T he merchant and/or sendee provider 1004 determines whether a relationship identifier is included with the merchant ID and the transaction details. Responsive to determining that the relationship identifier is included with the merchant ID and the transaction details, the merchant and/or service provider 1004 processes the transaction using the payment information from the customer profile that is associated with the relationship identifier with the issuer 1012 via the network service provider 1010.

In some examples, the payment information from the customer profile may be token-based payment information. In these examples, the merchant and/or service provider 1004 transmits the token-based payment information to the server 418 via the network service provider 1010, where the token-based payment information is processed with the token service 430.

In other examples, the payment information from the customer profile may be an existing personal account number (PAN). In these examples, the merchant and/or service provider 1004 transmits the PAN internally via the network service provider 1010.

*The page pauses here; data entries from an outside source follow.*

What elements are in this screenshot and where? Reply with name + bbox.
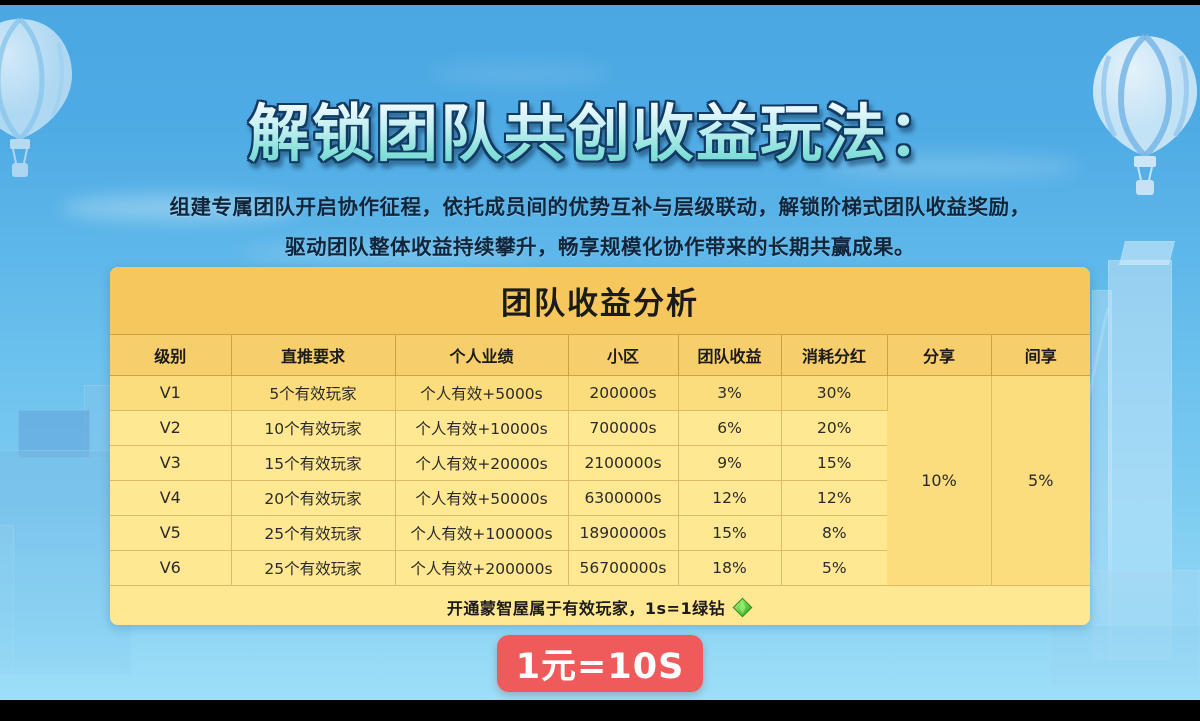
team-earnings-card: 团队收益分析 级别 直推要求 个人业绩 小区 团队收益 消耗分红 分享 间享	[110, 267, 1090, 625]
column-header-direct: 直推要求	[231, 335, 395, 375]
table-header-row: 级别 直推要求 个人业绩 小区 团队收益 消耗分红 分享 间享	[110, 335, 1090, 375]
cell-personal: 个人有效+100000s	[395, 515, 568, 550]
cell-consume: 8%	[781, 515, 887, 550]
cell-personal: 个人有效+5000s	[395, 375, 568, 410]
cell-district: 6300000s	[568, 480, 678, 515]
cell-direct: 25个有效玩家	[231, 550, 395, 585]
cell-team: 12%	[678, 480, 781, 515]
promo-banner-background: 解锁团队共创收益玩法： 组建专属团队开启协作征程，依托成员间的优势互补与层级联动…	[0, 5, 1200, 700]
cell-direct: 25个有效玩家	[231, 515, 395, 550]
cell-district: 200000s	[568, 375, 678, 410]
cell-team: 6%	[678, 410, 781, 445]
cell-consume: 12%	[781, 480, 887, 515]
cell-direct: 5个有效玩家	[231, 375, 395, 410]
cell-level: V3	[110, 445, 231, 480]
footnote-content: 开通蒙智屋属于有效玩家，1s=1绿钻	[447, 595, 753, 619]
column-header-personal: 个人业绩	[395, 335, 568, 375]
card-title-bar: 团队收益分析	[110, 267, 1090, 335]
cell-level: V4	[110, 480, 231, 515]
cell-district: 700000s	[568, 410, 678, 445]
cell-consume: 15%	[781, 445, 887, 480]
cell-consume: 20%	[781, 410, 887, 445]
cell-personal: 个人有效+20000s	[395, 445, 568, 480]
column-header-indirect: 间享	[991, 335, 1090, 375]
column-header-level: 级别	[110, 335, 231, 375]
cell-team: 9%	[678, 445, 781, 480]
cell-share-merged: 10%	[887, 375, 991, 585]
column-header-consume: 消耗分红	[781, 335, 887, 375]
exchange-rate-label: 1元=10S	[516, 638, 685, 689]
table-footnote-row: 开通蒙智屋属于有效玩家，1s=1绿钻	[110, 585, 1090, 625]
cell-direct: 20个有效玩家	[231, 480, 395, 515]
column-header-share: 分享	[887, 335, 991, 375]
cloud-decor	[430, 65, 610, 83]
cell-direct: 10个有效玩家	[231, 410, 395, 445]
cell-team: 15%	[678, 515, 781, 550]
letterbox-bottom	[0, 700, 1200, 721]
exchange-rate-badge[interactable]: 1元=10S	[497, 635, 703, 692]
cell-personal: 个人有效+50000s	[395, 480, 568, 515]
cell-team: 3%	[678, 375, 781, 410]
green-diamond-icon	[732, 597, 753, 618]
team-earnings-table: 级别 直推要求 个人业绩 小区 团队收益 消耗分红 分享 间享 V1 5个有效玩…	[110, 335, 1090, 625]
cell-district: 56700000s	[568, 550, 678, 585]
cell-indirect-merged: 5%	[991, 375, 1090, 585]
card-title-text: 团队收益分析	[501, 278, 699, 323]
column-header-team: 团队收益	[678, 335, 781, 375]
cell-level: V6	[110, 550, 231, 585]
footnote-text: 开通蒙智屋属于有效玩家，1s=1绿钻	[447, 595, 725, 619]
cell-direct: 15个有效玩家	[231, 445, 395, 480]
subtitle-line-2: 驱动团队整体收益持续攀升，畅享规模化协作带来的长期共赢成果。	[0, 227, 1200, 267]
cell-level: V1	[110, 375, 231, 410]
cell-district: 18900000s	[568, 515, 678, 550]
letterbox-top	[0, 0, 1200, 5]
table-row: V1 5个有效玩家 个人有效+5000s 200000s 3% 30% 10% …	[110, 375, 1090, 410]
cell-district: 2100000s	[568, 445, 678, 480]
page-title: 解锁团队共创收益玩法：	[0, 83, 1200, 173]
cell-level: V5	[110, 515, 231, 550]
cell-level: V2	[110, 410, 231, 445]
cell-personal: 个人有效+10000s	[395, 410, 568, 445]
subtitle-line-1: 组建专属团队开启协作征程，依托成员间的优势互补与层级联动，解锁阶梯式团队收益奖励…	[0, 187, 1200, 227]
cell-personal: 个人有效+200000s	[395, 550, 568, 585]
cell-consume: 30%	[781, 375, 887, 410]
cell-team: 18%	[678, 550, 781, 585]
cell-consume: 5%	[781, 550, 887, 585]
page-subtitle: 组建专属团队开启协作征程，依托成员间的优势互补与层级联动，解锁阶梯式团队收益奖励…	[0, 187, 1200, 267]
column-header-district: 小区	[568, 335, 678, 375]
headline-text: 解锁团队共创收益玩法：	[248, 83, 952, 173]
table-body: V1 5个有效玩家 个人有效+5000s 200000s 3% 30% 10% …	[110, 375, 1090, 625]
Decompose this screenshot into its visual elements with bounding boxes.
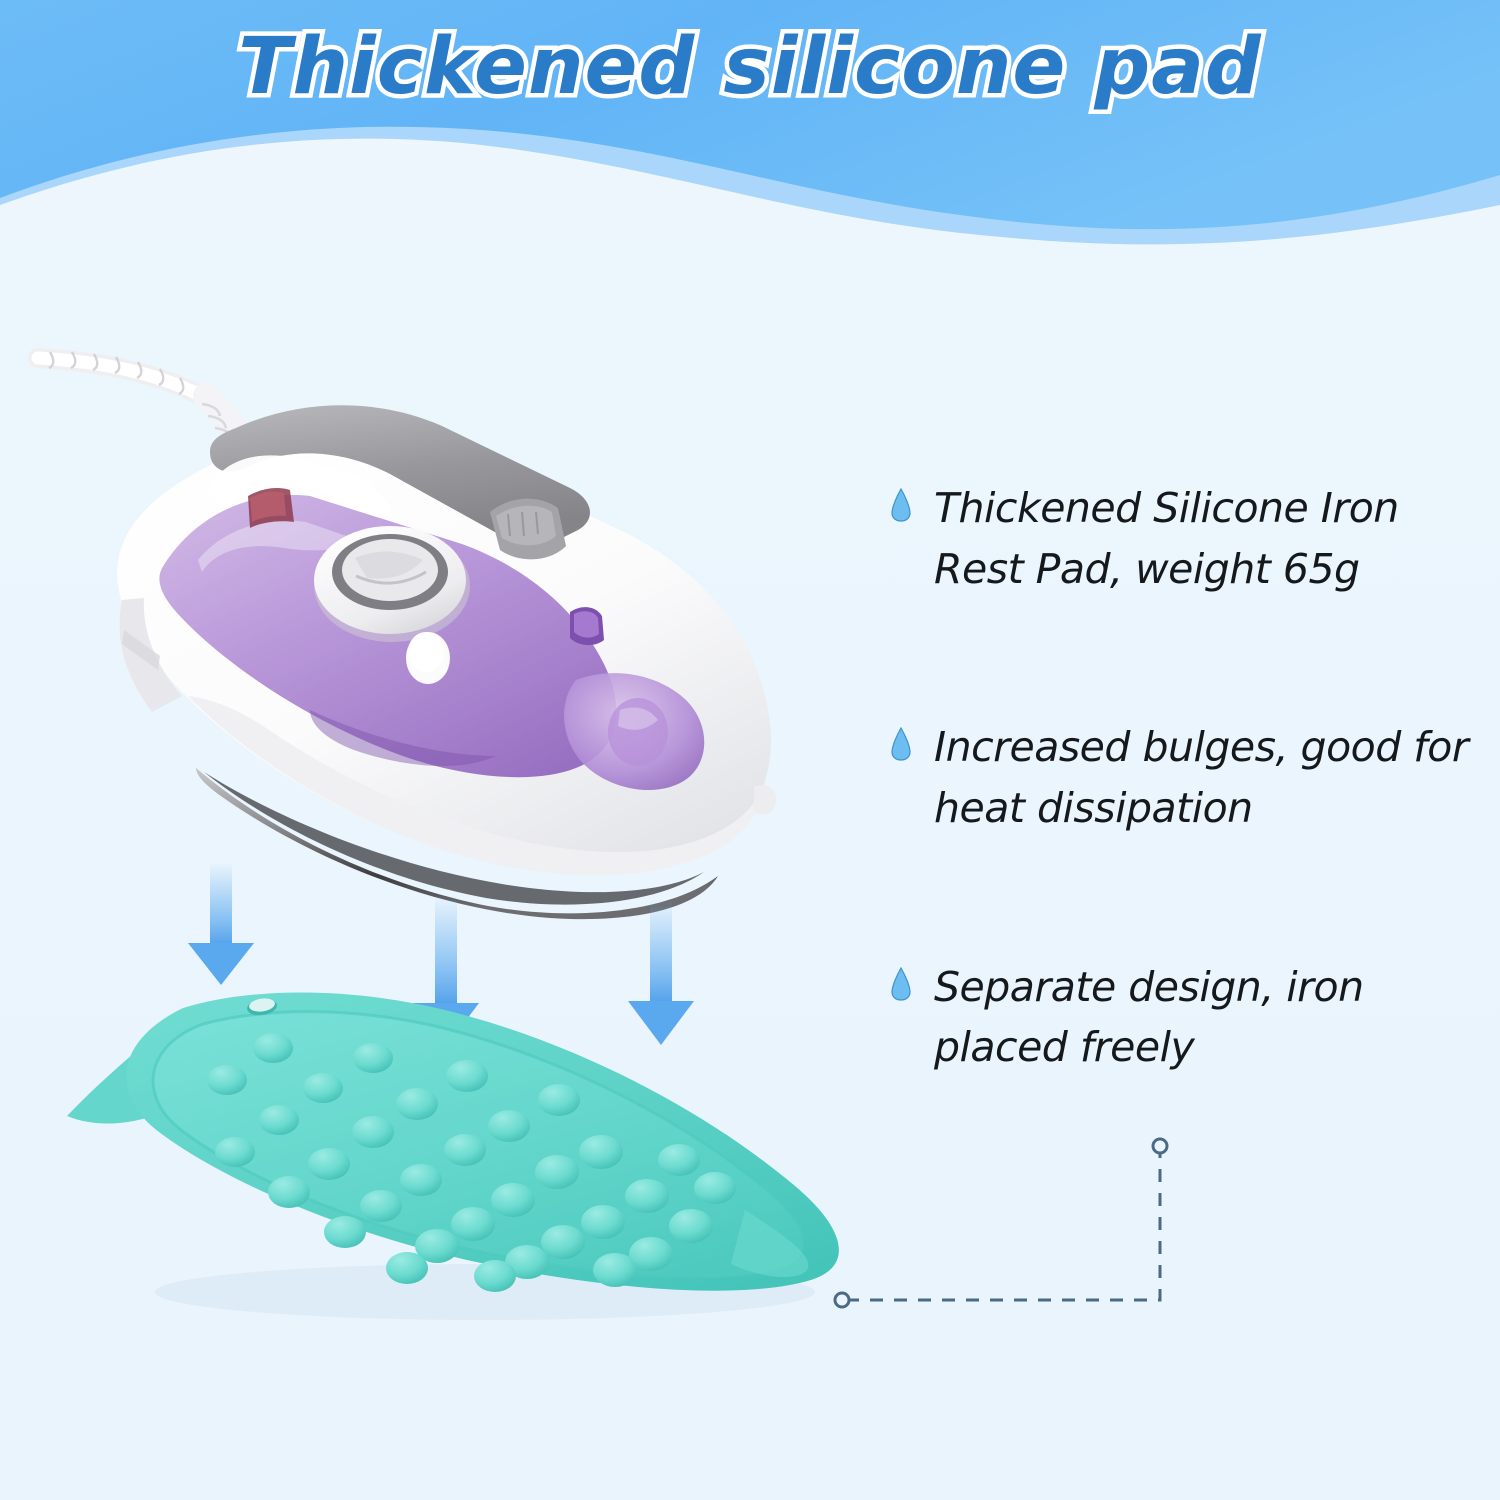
callout-endpoint-start xyxy=(835,1293,849,1307)
placement-arrow-1 xyxy=(188,863,254,985)
steam-control-top xyxy=(496,506,556,546)
feature-item-3: Separate design, iron placed freely xyxy=(890,957,1480,1078)
spray-button-top xyxy=(408,632,444,672)
iron-sole-bullet-icon xyxy=(890,727,912,761)
callout-dashed-line xyxy=(846,1150,1160,1300)
iron-sole-bullet-icon xyxy=(890,488,912,522)
steam-burst-switch-top xyxy=(574,611,599,637)
feature-text-1: Thickened Silicone Iron Rest Pad, weight… xyxy=(934,478,1479,599)
feature-item-2: Increased bulges, good for heat dissipat… xyxy=(890,717,1480,838)
front-tip-nub xyxy=(754,785,776,815)
feature-text-2: Increased bulges, good for heat dissipat… xyxy=(934,717,1479,838)
infographic-canvas: Thickened silicone pad xyxy=(0,0,1500,1500)
power-cord xyxy=(38,352,242,451)
steam-iron-image xyxy=(10,300,850,920)
callout-endpoint-end xyxy=(1153,1139,1167,1153)
iron-sole-bullet-icon xyxy=(890,967,912,1001)
silicone-pad-image xyxy=(55,980,885,1330)
feature-text-3: Separate design, iron placed freely xyxy=(934,957,1479,1078)
page-title: Thickened silicone pad xyxy=(0,22,1500,112)
header-banner: Thickened silicone pad xyxy=(0,0,1500,250)
feature-item-1: Thickened Silicone Iron Rest Pad, weight… xyxy=(890,478,1480,599)
feature-list: Thickened Silicone Iron Rest Pad, weight… xyxy=(890,478,1480,1078)
dimension-callout xyxy=(820,1130,1200,1320)
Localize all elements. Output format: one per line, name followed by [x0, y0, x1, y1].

Many different arrangements of the various components depicted, as well as components not shown, are possible without departing from the spirit and scope of the present disclosure. Embodiments of the present disclosure have been described with the intent to be illustrative rather than restrictive. Alternative embodiments will become apparent to those skilled in the art that do not depart from its scope. A skilled artisan may develop alternative means of implementing the aforementioned improvements without departing from the scope of the present disclosure, it should thus be noted that the matter contained in the above description or shown in the accompanying drawings is to be interpreted as illustrative and not in a limiting sense.